Fifa serisinde 99 un basarisina yaklasan bir diger yil da 2007dir. Ama 99 zirvede tek basinadir tipki introsunda stada tirmanip adriaaaann diye bagiracak gibi hareketler yapan oyuncusu gibi.
a ile girdin mi en iyi sarı kart en kötü kırmızı karttan ceza yediğin efsane oyun.
amatör, pro ve world class olarak üç zorluk derecesi vardı.
world class'ta oynamak hayaldi. tabi abim gibi hayvan değilseniz. gol atmak normal şartlarda mümkün değildi. sistemin açığını bulmanız lazımdı. abimin buluşu şu yöndeydi. world class'ı seçince kaleci genellikle "a" ile atışı yapardı yani ayak yerine el ile kendi oyuncusuna ilk pası atmaya çalışırdı. bunu sonradan sonraya fark eden abim artık ilk vuruşlarda kalecinin ne çok dibinde ne çok uzağında orta bir yerde konum belirlerdi. çok dibinde durursanız ayak ile oyuna başlardı kaleci. açılırsanız da elle. bu açığı yakalayan abim artık kendince bir konum belirleyip kalecinin elle attacağı yeri tahmin ederek o yöne doğru kaleci atışı yapmadan bir saniye öncesinde random koşu yapardı ve kaleci o yöne doğru atarsa top direk abimin oyuncusunun ayağına gelirdi. gelir gelmez vurduğunuz vakit kalecinin yetişme imkanı olmuyordu zaten. "s" ile yerden plase vuruş her zaman isabet demekti.

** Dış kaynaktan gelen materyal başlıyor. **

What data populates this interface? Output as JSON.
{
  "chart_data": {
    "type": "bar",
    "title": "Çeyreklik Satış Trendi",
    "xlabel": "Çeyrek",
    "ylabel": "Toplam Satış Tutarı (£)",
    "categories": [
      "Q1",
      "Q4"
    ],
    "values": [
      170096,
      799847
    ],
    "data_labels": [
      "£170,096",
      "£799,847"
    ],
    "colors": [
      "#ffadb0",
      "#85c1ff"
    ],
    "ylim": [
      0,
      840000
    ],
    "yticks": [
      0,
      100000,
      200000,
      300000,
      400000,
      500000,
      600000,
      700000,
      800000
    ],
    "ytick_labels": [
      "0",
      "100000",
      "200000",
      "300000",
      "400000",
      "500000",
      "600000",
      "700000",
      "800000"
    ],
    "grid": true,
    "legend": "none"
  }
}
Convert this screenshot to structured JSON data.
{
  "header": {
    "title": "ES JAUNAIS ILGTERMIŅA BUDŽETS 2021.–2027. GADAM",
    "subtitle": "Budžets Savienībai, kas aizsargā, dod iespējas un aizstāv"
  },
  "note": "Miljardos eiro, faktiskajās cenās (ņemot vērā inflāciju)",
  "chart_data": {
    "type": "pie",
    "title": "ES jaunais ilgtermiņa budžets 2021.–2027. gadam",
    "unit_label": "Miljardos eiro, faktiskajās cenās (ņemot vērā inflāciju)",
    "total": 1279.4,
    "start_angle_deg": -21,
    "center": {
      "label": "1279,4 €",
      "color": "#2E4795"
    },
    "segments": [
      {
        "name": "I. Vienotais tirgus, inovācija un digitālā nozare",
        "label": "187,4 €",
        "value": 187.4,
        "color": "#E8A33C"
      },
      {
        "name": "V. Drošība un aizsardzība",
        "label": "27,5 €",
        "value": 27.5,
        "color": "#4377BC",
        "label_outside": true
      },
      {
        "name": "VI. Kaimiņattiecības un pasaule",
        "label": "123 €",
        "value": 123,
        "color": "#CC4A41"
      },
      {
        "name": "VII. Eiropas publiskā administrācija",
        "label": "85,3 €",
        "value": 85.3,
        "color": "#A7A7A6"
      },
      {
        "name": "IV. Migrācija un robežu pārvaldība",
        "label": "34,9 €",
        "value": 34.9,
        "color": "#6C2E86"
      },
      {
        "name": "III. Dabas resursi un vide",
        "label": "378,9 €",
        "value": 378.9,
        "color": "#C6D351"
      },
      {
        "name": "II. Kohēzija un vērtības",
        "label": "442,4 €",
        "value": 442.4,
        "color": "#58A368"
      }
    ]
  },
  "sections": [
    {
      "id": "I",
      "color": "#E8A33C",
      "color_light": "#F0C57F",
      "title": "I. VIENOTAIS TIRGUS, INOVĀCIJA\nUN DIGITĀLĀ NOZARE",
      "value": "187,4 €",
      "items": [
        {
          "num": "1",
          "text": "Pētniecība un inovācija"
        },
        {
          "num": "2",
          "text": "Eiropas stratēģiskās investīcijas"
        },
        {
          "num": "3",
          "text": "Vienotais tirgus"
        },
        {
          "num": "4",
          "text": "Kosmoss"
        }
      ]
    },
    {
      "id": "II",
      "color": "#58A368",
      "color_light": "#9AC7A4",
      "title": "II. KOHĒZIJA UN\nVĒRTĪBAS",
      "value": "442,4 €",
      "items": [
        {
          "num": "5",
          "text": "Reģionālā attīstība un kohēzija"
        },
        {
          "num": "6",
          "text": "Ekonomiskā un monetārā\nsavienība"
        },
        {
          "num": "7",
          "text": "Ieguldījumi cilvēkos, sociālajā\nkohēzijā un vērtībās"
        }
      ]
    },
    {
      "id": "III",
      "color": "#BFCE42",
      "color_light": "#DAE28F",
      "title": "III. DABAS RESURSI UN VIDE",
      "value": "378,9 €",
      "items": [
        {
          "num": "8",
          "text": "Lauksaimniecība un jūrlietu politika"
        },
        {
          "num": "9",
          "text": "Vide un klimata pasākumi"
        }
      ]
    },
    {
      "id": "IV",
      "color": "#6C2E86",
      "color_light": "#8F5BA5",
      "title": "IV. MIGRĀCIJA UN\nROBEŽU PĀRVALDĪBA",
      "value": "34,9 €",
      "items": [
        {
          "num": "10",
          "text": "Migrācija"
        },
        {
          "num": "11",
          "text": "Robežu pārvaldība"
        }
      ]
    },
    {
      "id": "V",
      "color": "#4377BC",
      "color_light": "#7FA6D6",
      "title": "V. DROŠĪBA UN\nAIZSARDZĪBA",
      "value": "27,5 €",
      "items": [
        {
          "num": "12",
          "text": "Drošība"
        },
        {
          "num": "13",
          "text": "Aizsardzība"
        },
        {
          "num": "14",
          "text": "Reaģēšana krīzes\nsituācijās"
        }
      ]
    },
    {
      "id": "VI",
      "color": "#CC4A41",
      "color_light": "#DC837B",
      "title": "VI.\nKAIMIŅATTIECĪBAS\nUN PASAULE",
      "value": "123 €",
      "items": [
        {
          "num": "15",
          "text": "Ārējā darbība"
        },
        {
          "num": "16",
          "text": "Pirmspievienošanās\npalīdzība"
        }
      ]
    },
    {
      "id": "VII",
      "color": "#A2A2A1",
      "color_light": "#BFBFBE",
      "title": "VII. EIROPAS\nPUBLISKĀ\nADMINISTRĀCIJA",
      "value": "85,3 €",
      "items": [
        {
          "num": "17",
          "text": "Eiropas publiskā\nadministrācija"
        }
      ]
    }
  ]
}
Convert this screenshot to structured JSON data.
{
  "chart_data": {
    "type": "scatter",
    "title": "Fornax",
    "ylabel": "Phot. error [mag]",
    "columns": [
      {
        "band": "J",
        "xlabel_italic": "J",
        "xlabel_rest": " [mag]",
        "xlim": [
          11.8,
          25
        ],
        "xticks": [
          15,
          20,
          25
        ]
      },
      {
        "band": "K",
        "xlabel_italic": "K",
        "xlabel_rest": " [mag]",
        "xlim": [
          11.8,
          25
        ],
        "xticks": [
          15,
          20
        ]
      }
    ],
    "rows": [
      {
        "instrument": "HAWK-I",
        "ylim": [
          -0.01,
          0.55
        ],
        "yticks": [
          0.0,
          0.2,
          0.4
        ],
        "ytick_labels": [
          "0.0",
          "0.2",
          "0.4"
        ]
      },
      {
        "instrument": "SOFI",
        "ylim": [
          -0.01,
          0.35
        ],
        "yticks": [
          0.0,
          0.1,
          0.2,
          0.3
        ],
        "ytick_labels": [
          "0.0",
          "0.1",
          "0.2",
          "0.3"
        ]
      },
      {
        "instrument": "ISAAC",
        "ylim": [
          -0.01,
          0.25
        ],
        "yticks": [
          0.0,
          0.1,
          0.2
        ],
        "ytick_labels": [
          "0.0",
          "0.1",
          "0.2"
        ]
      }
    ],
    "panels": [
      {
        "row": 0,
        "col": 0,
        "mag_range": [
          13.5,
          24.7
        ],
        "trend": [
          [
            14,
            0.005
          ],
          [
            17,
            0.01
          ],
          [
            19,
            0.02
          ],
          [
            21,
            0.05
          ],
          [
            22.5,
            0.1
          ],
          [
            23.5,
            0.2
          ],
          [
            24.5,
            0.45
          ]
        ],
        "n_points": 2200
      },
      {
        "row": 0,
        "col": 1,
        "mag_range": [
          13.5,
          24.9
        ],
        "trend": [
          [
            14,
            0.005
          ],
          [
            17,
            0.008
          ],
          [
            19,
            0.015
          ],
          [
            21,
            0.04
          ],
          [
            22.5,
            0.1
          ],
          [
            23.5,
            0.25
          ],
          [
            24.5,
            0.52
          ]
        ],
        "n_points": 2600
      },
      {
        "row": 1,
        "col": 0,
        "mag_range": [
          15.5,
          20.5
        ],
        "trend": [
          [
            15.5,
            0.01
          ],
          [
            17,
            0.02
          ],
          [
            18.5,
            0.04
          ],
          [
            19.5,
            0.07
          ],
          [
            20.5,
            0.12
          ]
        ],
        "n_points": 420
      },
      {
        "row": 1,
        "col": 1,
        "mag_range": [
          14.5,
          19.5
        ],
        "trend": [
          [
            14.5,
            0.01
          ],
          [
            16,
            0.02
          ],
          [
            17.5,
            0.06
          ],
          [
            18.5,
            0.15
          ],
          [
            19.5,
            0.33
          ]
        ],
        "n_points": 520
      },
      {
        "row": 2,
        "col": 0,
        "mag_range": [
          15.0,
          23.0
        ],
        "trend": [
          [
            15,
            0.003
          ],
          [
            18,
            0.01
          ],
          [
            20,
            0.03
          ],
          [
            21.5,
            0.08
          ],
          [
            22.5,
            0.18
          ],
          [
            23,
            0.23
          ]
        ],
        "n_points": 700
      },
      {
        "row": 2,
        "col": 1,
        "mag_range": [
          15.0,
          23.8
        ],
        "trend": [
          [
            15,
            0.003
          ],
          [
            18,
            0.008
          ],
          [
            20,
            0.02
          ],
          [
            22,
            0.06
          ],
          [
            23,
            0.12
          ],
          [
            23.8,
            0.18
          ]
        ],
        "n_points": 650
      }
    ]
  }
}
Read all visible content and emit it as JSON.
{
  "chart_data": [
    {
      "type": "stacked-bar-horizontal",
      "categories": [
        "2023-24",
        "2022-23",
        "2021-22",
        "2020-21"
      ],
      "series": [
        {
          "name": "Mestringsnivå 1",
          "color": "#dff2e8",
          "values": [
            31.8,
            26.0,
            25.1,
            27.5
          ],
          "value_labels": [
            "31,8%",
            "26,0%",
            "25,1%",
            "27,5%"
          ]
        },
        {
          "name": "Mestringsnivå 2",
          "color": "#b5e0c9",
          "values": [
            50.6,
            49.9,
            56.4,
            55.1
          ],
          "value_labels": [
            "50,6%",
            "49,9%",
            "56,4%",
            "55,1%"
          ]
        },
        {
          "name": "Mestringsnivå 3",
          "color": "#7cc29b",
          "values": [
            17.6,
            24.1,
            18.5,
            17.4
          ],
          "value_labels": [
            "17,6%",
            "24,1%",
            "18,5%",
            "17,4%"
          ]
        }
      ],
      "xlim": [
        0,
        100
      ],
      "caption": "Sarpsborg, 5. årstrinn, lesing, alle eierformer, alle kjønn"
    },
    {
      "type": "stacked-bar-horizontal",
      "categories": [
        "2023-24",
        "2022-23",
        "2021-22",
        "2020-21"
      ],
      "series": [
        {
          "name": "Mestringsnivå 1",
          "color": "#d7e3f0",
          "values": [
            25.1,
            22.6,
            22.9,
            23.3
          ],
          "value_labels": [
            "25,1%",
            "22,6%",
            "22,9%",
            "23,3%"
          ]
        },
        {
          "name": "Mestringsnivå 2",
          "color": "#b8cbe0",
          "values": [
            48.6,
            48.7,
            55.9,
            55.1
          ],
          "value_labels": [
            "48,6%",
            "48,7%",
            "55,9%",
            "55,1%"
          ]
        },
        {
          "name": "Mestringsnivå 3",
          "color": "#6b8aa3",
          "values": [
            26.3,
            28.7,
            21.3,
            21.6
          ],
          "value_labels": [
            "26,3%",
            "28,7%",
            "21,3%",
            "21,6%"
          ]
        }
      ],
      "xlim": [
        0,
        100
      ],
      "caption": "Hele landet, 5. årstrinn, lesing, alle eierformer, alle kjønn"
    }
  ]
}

vay be. heyecanlandım lan. 14 inç leş monitörde zevkle izlerdim abimi. oda beni starcraft'ta izlerdi gerçi. spor oyunlarını sevmezdim. buda böyle bir anımdır.
ilk kez, 1999 yılında bir akrabamın bilgisayarında oynamıştım.
O zamanlar oyuncular, sanki kasaptan çıkan etlerin ucuca eklenmiş hali gibiydi. Hatta Kimi oyuncular kendisinden başka herkese benzerdi. ama on numara oyundu..
Şimdi düşününce tuhaf geliyor..
18 sene geçmiş neredeyse..
Efsane sevdiğim bir oyundu.
Kendi takımımızı bile yapabiliyorduk. Hele ki forma yapmak süperdi. Hırvatistan formasına benzer damalı forma güzel oluyordu.
Eğlencesi ise ufo olayıydı.
Kornerden gol atmak nefes almak kadar kolaydı. https://galeri.uludagsozluk.com/r/1989521/+
intro müziği ise yıllarca bayıldığım bir müzikti. insanı coşturur.